New Netflix action pic Polar is a mess, apart from Mads Mikkelsen

Mads Mikkelsen (Doctor Strange) is a master assassin whose retirement is interrupted by himself becoming the target of a hit, in this Jonas Akerlund-directed actioner based on the Dark Horse graphic novel by Victor Santos.

It’s a plot that has been rehashed countless times before, which would be ok if the film was more fun, writes Daniel Rutledge.


The classic set-up of assassins trying to kill a retiring assassin is given a silly, ugly, cartoonish music video treatment here. Polar is an ultraviolent action flick with graphic torture, plenty of nudity and even a fair amount of hard drug use thrown in for good measure. But it’s not nearly as fun as all that sounds.

This is a very, very stylised film, dripping with garish visuals and pulsating a wacky tone that’s somewhere in between Crank and Austin Powers. In order to enjoy this sort of thing, that stylishness has really got to land, and it mostly doesn’t.

But sometimes it does. In between the gross flashing fonts, hyper-saturated sets, and eye-watering wardrobe choices, there is the odd beautiful shot.

And there’s also Mads Mikkelsen, who is definitely one of the coolest fucking dudes ever. He elevates the overall shittiness considerably with his icy expressions and enigmatic eyes. Oh, and his bare ass, which is proudly on display both while he copulates with beautiful ladies and ruthlessly dispatches bad guys. He’s playing a crazy killing machine and easily the best thing in this dumb film that cares little about making sense.

Much of the action is poorly brought to screen. It relies heavily on CG blood spray and lacks both the inventiveness and visual clarity that makes other cult modern action so great. But there are a few delightful moments, like when Mikkelsen is using a sniper rifle, an electric drill or a nail gun.
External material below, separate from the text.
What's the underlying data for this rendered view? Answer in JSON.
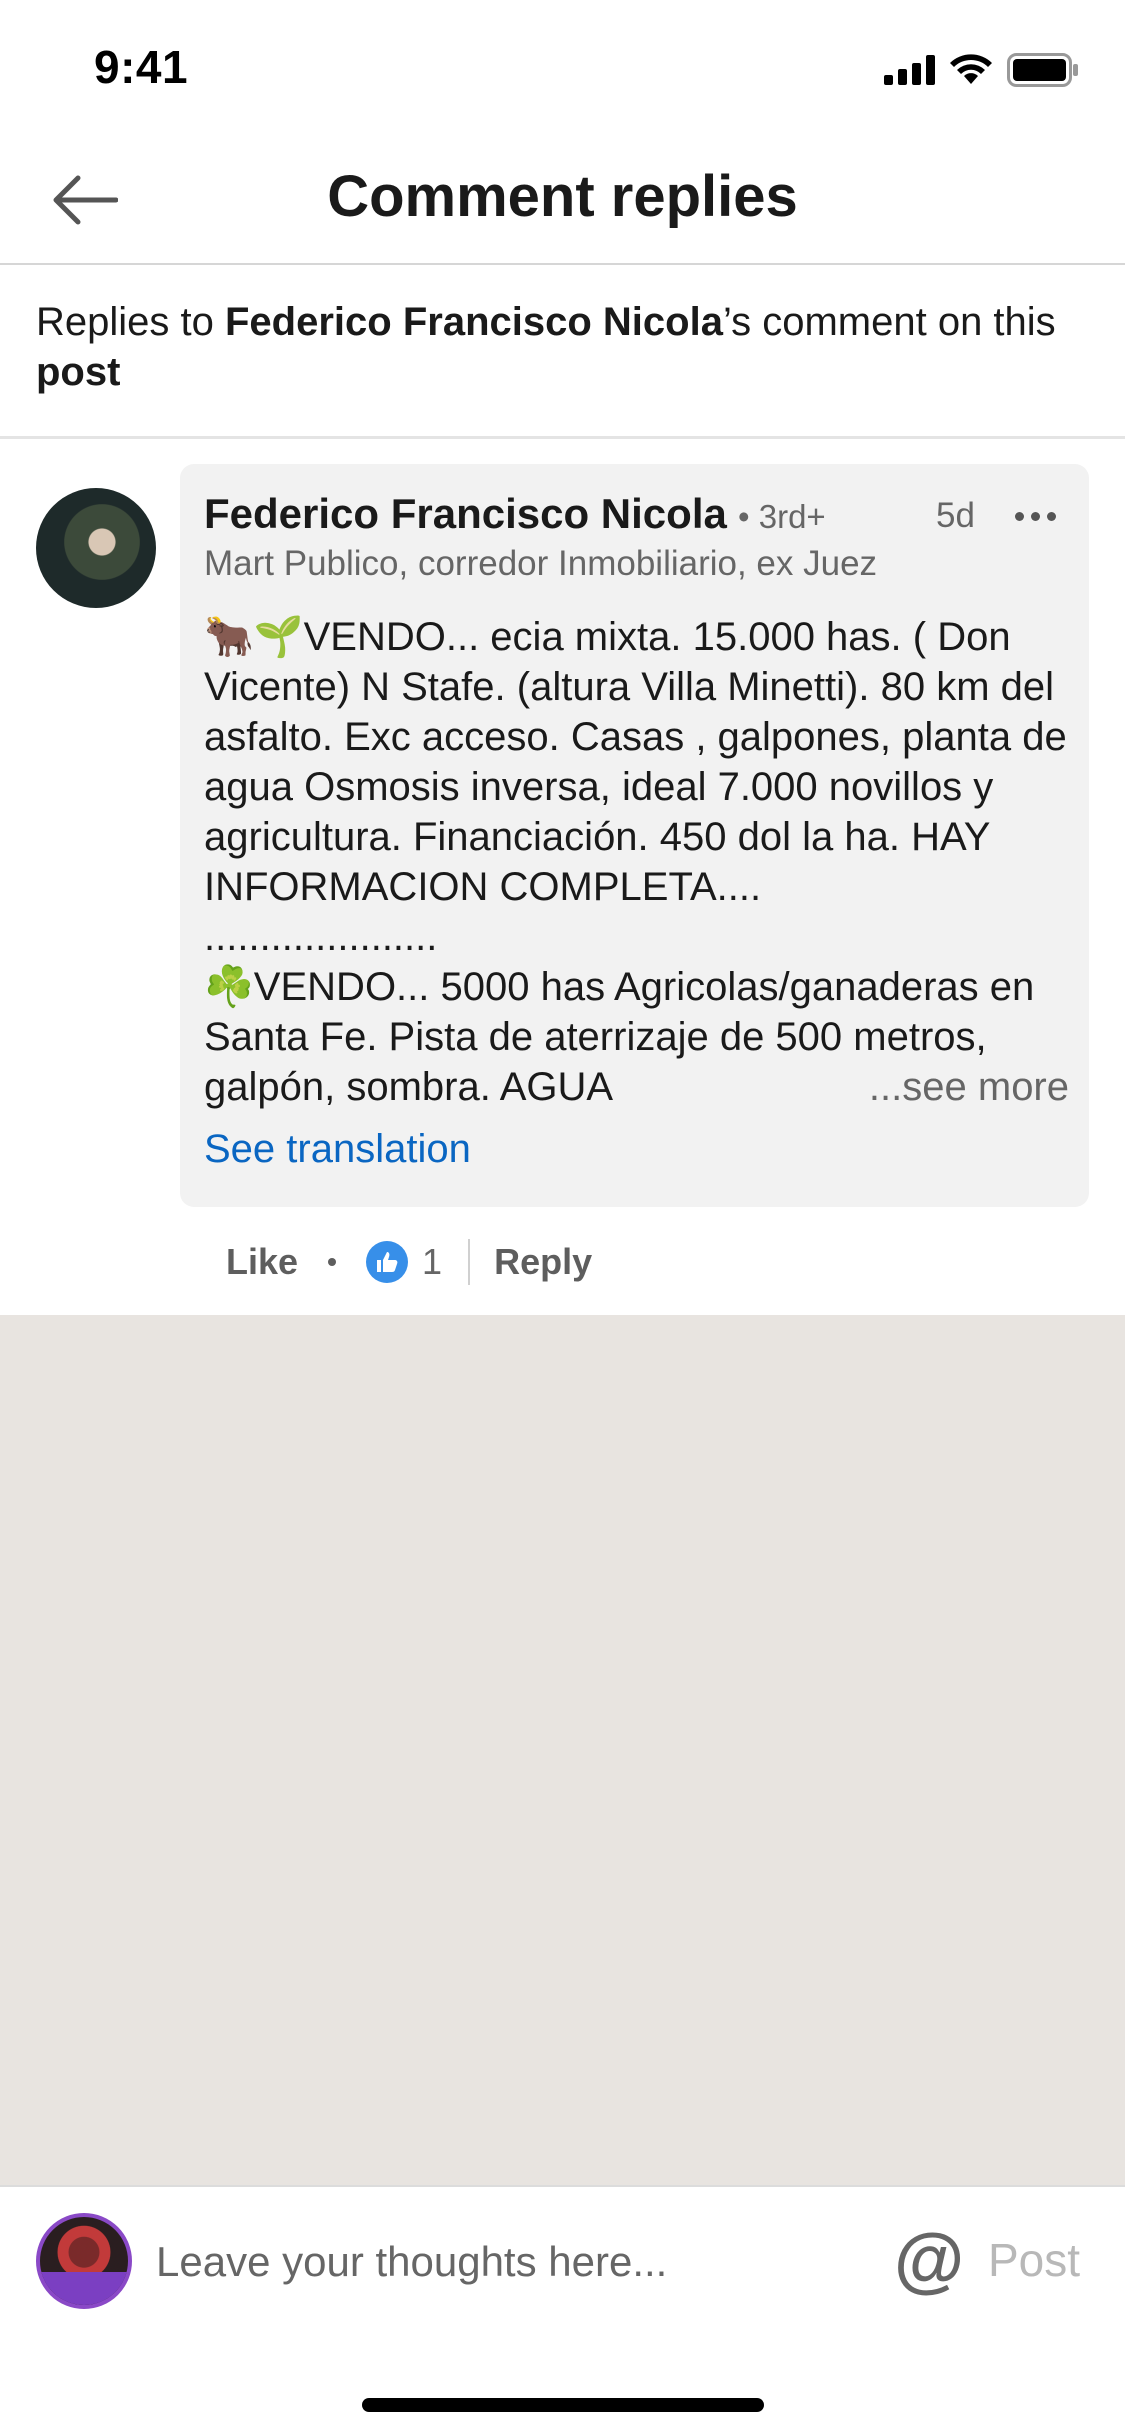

Although this plot has been rehashed countless times before, the franchise Polar most obviously apes is the vastly superior John Wick. That would be fine if it paid appropriate respect—but instead, it appears to give its big brother the finger in a pointless segment that includes the line, “I don’t need a dog”. It’s maybe the biggest mistake in this whole mess, which should only be watched by those willing to wallow in awful shit for a few illicit thrills.